Dvir Zeevi
Department of Physical Therapy, Sackler Faculty of Medicine, Tel Aviv University, Israel.
J Exerc Rehabil. 2015 Apr 30;11(2):67-73. doi: 10.12965/jer.150199. eCollection 2015 Apr.
The valid confirmation of a positive change (improvement) in a patient's health status due to intervention has been at the core of medicine and rehabilitation since their very inception as clinicians always aspired to ensure that treating their patients had led to successful outcomes both in acute and chronic conditions.
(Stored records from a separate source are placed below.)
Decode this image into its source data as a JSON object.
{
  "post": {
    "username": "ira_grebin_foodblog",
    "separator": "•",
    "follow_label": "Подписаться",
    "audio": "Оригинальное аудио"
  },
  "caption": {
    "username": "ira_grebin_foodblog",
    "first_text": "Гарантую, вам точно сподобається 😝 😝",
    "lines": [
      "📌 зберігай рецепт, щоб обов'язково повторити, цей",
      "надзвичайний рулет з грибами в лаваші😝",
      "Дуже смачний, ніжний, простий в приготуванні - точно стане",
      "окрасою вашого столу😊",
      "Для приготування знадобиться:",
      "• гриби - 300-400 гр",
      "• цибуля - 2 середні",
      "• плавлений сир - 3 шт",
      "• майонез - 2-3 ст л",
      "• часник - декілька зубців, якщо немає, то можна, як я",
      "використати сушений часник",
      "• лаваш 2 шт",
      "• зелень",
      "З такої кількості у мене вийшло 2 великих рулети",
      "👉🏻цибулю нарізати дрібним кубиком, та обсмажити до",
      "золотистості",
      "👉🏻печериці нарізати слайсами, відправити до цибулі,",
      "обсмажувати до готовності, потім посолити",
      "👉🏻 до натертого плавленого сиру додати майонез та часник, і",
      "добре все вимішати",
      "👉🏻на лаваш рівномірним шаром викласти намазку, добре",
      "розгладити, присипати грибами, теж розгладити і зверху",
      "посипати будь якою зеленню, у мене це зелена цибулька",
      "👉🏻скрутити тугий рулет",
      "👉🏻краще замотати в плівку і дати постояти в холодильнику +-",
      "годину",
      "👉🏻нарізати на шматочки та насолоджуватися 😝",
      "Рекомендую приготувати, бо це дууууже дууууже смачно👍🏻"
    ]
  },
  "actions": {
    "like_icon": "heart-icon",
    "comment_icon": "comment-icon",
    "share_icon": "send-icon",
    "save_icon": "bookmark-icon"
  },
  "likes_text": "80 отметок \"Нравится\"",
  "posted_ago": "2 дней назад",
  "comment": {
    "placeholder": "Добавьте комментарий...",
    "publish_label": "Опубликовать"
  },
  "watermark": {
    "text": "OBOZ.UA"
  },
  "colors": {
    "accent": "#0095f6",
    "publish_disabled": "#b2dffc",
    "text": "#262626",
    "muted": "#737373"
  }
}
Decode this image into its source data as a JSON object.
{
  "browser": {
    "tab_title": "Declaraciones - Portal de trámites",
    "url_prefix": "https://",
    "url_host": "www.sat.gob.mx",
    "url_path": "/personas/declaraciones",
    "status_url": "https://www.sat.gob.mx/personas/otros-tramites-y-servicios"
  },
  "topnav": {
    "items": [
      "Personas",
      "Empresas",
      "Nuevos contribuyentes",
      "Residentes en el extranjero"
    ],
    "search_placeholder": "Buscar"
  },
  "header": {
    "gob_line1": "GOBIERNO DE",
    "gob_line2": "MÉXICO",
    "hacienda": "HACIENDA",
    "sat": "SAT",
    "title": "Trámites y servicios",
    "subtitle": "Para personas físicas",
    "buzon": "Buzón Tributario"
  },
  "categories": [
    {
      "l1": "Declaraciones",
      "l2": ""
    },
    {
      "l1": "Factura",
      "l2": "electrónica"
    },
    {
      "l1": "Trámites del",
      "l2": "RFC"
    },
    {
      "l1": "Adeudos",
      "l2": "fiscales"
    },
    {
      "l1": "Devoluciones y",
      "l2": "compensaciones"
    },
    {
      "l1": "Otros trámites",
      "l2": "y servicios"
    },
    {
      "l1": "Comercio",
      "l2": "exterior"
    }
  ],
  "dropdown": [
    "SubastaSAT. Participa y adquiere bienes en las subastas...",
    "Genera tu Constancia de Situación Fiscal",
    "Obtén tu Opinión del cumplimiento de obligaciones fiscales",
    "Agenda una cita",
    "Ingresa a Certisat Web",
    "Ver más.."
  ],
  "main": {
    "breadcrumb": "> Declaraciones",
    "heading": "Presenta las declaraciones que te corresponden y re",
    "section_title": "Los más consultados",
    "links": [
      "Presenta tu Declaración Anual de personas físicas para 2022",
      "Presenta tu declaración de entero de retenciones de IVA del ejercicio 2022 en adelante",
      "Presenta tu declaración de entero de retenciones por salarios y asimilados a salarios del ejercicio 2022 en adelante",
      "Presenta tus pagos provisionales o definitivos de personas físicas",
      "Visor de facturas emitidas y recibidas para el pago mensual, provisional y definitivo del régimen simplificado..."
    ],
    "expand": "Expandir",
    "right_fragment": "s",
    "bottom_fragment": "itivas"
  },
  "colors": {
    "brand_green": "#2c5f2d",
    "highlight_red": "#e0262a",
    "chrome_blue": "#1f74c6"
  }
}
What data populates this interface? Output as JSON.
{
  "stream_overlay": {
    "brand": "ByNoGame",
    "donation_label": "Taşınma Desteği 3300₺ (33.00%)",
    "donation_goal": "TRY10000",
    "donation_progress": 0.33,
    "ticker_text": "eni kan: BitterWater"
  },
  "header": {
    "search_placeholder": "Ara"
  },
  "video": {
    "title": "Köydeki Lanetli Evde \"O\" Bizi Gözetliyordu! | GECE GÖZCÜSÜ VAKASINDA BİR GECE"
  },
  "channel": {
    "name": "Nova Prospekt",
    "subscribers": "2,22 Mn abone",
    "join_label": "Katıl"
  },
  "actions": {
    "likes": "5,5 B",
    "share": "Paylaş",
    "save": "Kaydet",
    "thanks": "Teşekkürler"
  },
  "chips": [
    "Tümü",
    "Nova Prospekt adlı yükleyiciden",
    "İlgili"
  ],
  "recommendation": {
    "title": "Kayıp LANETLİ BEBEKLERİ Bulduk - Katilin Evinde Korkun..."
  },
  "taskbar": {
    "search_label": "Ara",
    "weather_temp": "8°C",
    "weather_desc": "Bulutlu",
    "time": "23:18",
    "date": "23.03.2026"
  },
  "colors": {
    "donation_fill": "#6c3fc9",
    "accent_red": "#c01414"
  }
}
However what is change: either improvement or worsening (aggravation), is a complicated issue which involves clinical as well as statistical considerations. Change invariably relates to a difference in some measurable entity and almost always it relates to a time span. The confirmation of clinical change is important both for varying the treatment course (if necessary) and for the termination of treatment when the latter has reached wither its prescribed objective or a plateau. Since in the context of rehabilitation, the outcome measures (OM) are strongly linked to performance, determination of change in the latter is confounded by many factors, collectively known as the error of measurement, which render a decision regarding clinically meaningful change, highly involved. This is further complicated by the stability of the observed OM, the so-called reproducibility of the OM, and the accuracy of the measurement instrument. The higher the reproducibility the lower is the error. Moreover, in order to proclaim change, in most cases a positive one, it is necessary for the difference in outcome scores (i.e. the change) to surpass the error of measurement, in varying degree of rigor. This paper describes selected methods associated with determination of change and focuses predominantly on the difference between a simple difference in scores ('simple change'), a significant difference in scores and the so-called clinically meaningful change in scores which is considered today as the benchmark for confirmation of a real change.
自医学和康复诞生之初,有效确认患者健康状况因干预而出现的积极变化(改善)就一直是其核心内容,因为临床医生一直渴望确保对患者的治疗在急性和慢性疾病中都能取得成功的结果。然而,什么是变化,无论是改善还是恶化(加重),都是一个复杂的问题,涉及临床和统计方面的考量。变化总是与某个可测量实体的差异相关,而且几乎总是与一个时间跨度相关。临床变化的确认对于必要时改变治疗方案以及在治疗达到既定目标或进入平台期时终止治疗都很重要。由于在康复领域,结果测量指标(OM)与表现密切相关,后者变化的确定受到许多因素的混淆,这些因素统称为测量误差,这使得关于临床意义上变化的决策变得高度复杂。OM的稳定性、即所谓的OM的可重复性以及测量工具的准确性,进一步加剧了这一复杂性。可重复性越高,误差越低。此外,为了宣称有变化,在大多数情况下是积极的变化,结果分数的差异(即变化)必须在不同程度的严格性上超过测量误差。本文描述了与确定变化相关的选定方法,并主要关注分数的简单差异(“简单变化”)、分数的显著差异以及如今被视为确认真正变化基准的分数的所谓临床意义上的变化之间的差异。